Wednesday, 30 May 2007

Workplace Relations Amendment (a Stronger Safety Net) Bill 2007

Second Reading

4:38 pm

Photo of Kerry BartlettKerry Bartlett (Macquarie, Liberal Party) Share this | Hansard source

I rise to support the Workplace Relations Amendment (A Stronger Safety Net) Bill 2007. It enhances and strengthens the safety net for Australian workers. The central feature of this legislation is the fairness test, which guarantees that when workers enter into a workplace agreement it will be a fair one. It will guarantee that any protective conditions traded off will have been fully and fairly compensated, as they usually are, in higher wages. This will be examined by and will need to be approved by an independent statutory authority, the Workplace Authority. Further, the Workplace Authority will ensure compensation in any case where an AWA is not deemed to be fair and will require changes to agreements to ensure that they are. The work of the Workplace Authority will be backed up by the Workplace Ombudsman—if you like, a workers’ watchdog—also appointed by the Governor-General. This is in contrast with Labor’s proposed Fair Work Australia, which would be manned by the unions, run by the unions and operated for the unions.

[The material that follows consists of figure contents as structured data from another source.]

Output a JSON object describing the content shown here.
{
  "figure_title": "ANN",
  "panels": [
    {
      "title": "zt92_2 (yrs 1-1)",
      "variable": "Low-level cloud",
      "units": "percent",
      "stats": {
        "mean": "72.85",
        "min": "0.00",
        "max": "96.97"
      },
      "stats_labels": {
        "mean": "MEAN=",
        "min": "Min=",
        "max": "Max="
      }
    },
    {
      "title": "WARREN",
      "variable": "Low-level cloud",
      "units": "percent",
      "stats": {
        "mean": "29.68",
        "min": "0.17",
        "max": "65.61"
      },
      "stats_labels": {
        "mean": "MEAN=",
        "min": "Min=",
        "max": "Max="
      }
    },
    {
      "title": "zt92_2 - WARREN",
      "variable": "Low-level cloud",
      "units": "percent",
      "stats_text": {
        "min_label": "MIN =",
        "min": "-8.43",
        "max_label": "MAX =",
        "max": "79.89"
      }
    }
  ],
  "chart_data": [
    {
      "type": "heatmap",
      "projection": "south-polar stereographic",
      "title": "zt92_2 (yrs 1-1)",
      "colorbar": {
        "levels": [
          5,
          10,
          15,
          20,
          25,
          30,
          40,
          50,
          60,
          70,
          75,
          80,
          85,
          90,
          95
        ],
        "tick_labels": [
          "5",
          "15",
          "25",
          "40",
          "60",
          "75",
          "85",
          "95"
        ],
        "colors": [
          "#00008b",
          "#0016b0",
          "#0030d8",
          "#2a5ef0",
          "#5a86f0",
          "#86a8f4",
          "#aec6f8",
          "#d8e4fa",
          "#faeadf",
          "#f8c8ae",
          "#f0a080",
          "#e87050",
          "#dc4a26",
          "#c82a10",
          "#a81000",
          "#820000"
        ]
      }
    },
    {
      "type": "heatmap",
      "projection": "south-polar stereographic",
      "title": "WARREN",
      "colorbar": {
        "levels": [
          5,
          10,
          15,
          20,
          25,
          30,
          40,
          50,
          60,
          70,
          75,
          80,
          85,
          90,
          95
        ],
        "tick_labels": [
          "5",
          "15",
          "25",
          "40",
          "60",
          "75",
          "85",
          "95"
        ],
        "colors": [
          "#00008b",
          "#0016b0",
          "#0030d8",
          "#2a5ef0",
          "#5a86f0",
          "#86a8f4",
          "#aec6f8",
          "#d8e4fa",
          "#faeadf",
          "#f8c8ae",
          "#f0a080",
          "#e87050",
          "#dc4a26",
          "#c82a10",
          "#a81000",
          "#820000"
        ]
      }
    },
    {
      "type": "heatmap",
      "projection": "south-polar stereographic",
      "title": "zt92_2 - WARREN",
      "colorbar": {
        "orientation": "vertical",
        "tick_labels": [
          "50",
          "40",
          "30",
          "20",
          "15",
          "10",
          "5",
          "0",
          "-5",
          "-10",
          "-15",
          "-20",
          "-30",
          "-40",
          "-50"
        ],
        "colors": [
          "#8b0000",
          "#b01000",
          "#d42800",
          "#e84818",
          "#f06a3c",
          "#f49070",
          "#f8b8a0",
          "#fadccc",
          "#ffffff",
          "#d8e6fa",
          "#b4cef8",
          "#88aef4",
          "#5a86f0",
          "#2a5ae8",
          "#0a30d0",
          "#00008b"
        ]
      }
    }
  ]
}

This legislation will ensure the best of both worlds. Firstly, it will ensure strong protection for workers to ensure a fair deal, to ensure that they are no worse off under any agreement; and, secondly, it will ensure a continuation of the flexibility of Australian workplace agreements, which have delivered productivity increases and pay rises and which have allowed workers and employers to negotiate mutually agreeable arrangements that suit their own family needs, study needs et cetera.

It is worth pointing out—and these are not my statistics but the statistics of the Australian Bureau of Statistics—that people on AWAs are earning, on average, nine per cent more than people on collective agreements, and a massive 94 per cent more than people on awards. This legislation provides protection but still allows the flexibility that has increased productivity, will continue to increase productivity and will ensure those ongoing pay rises.

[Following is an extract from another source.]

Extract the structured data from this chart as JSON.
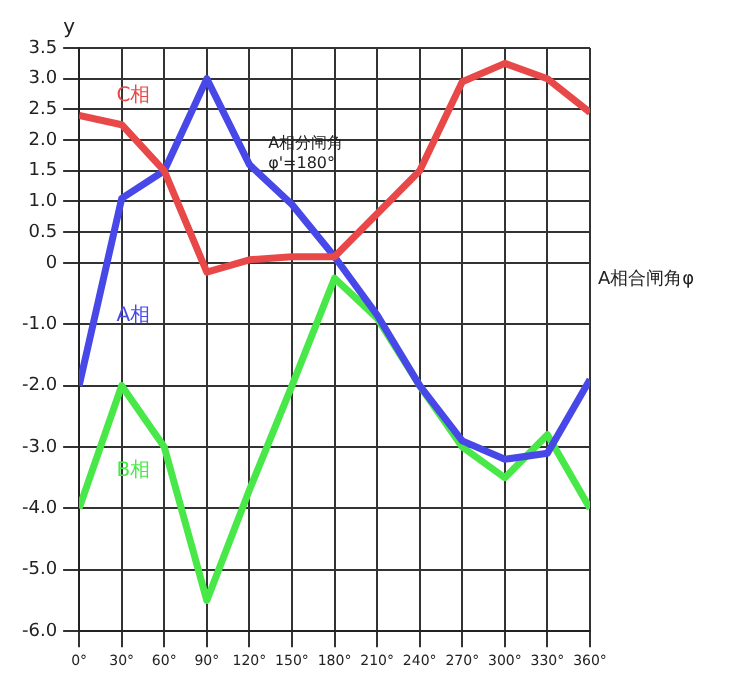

It is also worth pointing out the record and comparing it with the claims and the scaremongering that we heard from the Labor Party and the union movement 18 months ago when this legislation was introduced. First of all, they said that, by ending the unfair dismissal laws, we would see mass dismissals, that there would be rising unemployment and that workers would be put off just at the whim of employers. The member for Rankin might not agree, but that was clearly the message from the opposition and from the trade union movement.

What have been the results in the past 15 months? The results are an absolute denial of the claims that we heard from those opposite. Since March last year, 326,000 new jobs have been created. Ninety per cent of those are full-time jobs, thus ending the casualisation of the workforce that had been going on for some time. Unemployment is down to its lowest level in 33 years, down to 4.4 per cent, building on the improvements that we have already seen over the past 10 years following the first round of workplace relations changes introduced by this government in 1997—changes that have reduced unemployment, dramatically reduced youth unemployment and lowered the ranks of the long-term unemployed. So much for the scare campaign from those opposite that we would see rising unemployment. We have welcome low levels of unemployment not seen for at least 33 years in this country.

The second nonsense we heard from the other side was that wages would be driven down; that, supposedly, the aim of this legislation was to drive down wages. What has happened? Again, the very opposite. In the last year, wages have risen by 4.1 per cent on average and real wages are up by 1.5 per cent. Compare the record of the Howard government with the record of the Labor Party that is supposed to be the workers’ friend. In the last 11 years under the Howard government, we have had real average wages rise by 19.8 per cent. What did we have under Labor? We actually had a fall in real wages in the 13 years of Labor—and Labor proudly boasted that they would drive down wages. It could not be a clearer contrast: Labor drove wages down; this government has lifted wages in real terms by 19.8 per cent, faster than inflation.

The other aspect of the scaremongering we heard was that the Fair Pay Commission would somehow erode the wages of workers. What was the first decision by the Fair Pay Commission late last year? A rise in the minimum wage of $27 a week, a rise that stunned even the Labor Party and the ACTU because of its magnitude.